Martina Böhmer, Referentin und Beraterin in der Altenhilfe, berichtet von einer Frau, die beim Einzug in ein Heim nach ihren Wünschen gefragt wird. Sie antwortet, dass sie aufgrund einer früher erlittenen Vergewaltigung nicht von Männern versorgt werden will. Das sagt man ihr zu und trotzdem steht am nächsten Morgen ein Pfleger vor ihr, der sie wäscht und anzieht. Traumaorientierte Pflege sieht anders aus. Ganz absurd wird es, wenn etwa männliches Pflegepersonal mit einem osteuropäischen Akzent bei den Frauen mit unverarbeiteten Gewalterlebnissen Flashbacks auslöst.

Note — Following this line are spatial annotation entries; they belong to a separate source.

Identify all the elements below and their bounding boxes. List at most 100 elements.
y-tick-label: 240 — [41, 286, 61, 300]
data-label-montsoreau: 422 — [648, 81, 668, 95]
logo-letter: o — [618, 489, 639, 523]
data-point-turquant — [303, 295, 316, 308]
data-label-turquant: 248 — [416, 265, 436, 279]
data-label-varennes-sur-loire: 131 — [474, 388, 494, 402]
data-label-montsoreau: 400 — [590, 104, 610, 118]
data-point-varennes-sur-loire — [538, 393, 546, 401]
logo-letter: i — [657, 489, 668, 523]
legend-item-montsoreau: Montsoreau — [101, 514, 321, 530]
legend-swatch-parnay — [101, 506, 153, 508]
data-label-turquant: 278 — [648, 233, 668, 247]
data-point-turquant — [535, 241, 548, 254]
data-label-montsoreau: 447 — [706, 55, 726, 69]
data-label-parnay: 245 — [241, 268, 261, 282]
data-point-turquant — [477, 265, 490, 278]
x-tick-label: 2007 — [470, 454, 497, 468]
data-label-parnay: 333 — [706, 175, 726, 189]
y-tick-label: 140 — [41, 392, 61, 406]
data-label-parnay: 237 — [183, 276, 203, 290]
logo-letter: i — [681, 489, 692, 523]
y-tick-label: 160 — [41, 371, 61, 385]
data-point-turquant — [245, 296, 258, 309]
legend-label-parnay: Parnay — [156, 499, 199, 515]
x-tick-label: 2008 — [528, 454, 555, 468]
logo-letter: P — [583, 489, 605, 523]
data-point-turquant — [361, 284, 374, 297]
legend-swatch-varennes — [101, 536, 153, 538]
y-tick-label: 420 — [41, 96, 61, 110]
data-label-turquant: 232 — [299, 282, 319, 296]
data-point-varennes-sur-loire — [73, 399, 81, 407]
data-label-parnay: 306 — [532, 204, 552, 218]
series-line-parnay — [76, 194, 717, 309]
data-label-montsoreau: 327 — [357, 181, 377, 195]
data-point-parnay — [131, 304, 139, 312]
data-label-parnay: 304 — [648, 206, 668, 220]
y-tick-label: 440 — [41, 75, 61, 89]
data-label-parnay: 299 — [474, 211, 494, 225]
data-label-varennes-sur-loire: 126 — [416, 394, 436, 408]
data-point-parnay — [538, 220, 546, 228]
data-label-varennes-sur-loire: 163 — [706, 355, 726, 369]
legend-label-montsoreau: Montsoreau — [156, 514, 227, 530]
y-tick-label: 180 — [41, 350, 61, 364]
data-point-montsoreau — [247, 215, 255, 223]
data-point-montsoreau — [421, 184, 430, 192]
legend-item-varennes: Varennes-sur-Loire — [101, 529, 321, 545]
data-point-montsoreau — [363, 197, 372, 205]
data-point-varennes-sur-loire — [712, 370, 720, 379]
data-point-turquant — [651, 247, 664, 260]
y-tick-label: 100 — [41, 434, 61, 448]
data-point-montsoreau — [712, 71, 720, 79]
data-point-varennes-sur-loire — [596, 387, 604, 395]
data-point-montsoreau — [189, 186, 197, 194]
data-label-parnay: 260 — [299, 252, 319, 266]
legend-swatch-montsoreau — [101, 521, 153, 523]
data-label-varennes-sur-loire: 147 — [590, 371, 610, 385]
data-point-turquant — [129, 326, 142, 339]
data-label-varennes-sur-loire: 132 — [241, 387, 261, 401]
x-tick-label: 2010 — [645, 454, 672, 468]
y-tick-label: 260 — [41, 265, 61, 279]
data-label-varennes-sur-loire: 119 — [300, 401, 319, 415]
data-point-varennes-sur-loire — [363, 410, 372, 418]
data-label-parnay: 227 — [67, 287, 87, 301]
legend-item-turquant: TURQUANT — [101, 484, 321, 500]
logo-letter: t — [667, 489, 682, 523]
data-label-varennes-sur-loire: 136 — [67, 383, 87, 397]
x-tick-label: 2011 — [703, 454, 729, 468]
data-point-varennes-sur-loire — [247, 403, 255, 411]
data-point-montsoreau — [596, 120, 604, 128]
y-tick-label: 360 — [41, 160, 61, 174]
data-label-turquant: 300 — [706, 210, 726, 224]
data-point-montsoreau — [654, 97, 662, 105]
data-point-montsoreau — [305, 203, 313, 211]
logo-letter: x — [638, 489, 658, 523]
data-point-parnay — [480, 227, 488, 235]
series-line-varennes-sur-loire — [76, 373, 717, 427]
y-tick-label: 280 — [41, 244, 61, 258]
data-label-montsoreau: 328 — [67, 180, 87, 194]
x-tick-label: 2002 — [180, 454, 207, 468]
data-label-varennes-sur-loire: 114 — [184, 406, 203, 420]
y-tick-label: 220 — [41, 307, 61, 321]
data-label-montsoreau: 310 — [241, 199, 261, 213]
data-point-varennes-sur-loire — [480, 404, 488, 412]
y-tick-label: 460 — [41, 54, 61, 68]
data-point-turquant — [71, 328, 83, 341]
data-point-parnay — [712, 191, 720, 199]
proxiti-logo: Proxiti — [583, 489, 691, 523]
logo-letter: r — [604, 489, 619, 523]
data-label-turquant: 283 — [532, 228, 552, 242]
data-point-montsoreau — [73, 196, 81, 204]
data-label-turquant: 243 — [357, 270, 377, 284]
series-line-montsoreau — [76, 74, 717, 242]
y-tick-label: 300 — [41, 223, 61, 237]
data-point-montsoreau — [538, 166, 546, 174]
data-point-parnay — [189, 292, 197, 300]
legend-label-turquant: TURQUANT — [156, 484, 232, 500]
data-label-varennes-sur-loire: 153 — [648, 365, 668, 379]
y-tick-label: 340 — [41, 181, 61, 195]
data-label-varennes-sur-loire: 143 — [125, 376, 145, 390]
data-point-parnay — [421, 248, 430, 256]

Noch keine Rede einer Kanzlerin oder eines Bundespräsidenten galt bis heute – fast 70 Jahre nach Kriegsende – den kriegsvergewaltigten Frauen. Niemand widmete ihnen ein Mahnmal, niemand machte Anstrengungen in Richtung Aufarbeitung und Entschädigung. Diese Ignoranz schmerzt die Betroffenen zutiefst. Es ist an der Zeit, diesen Frauen in unserer Erinnerung einen angemessenen Raum zu geben. Es ist an der Zeit, das Leid anzuerkennen, das sie erlitten – ebenso wie die ungeheure Kraft, mit der diese Frauen ums Überleben kämpften, für ihre Kinder sorgten und den Wiederaufbau leisteten. Es ist an der Zeit, über diese Verbrechen zu reden und den wenigen noch Lebenden Mut zu machen.

Die Aufmerksamkeit von JournalistInnen für das Thema sexualisierte Gewalt gegen Frauen kann hier einen wichtigen Aufklärungsbeitrag leisten. Es ist Zeit zu sprechen, damit die Kette von Gewalt und Trauma durch die Generationen hindurch unterbrochen wird – und die Töchter und Söhne und Enkel nicht immer wieder Täter- und Opferidentitäten reproduzieren müssen.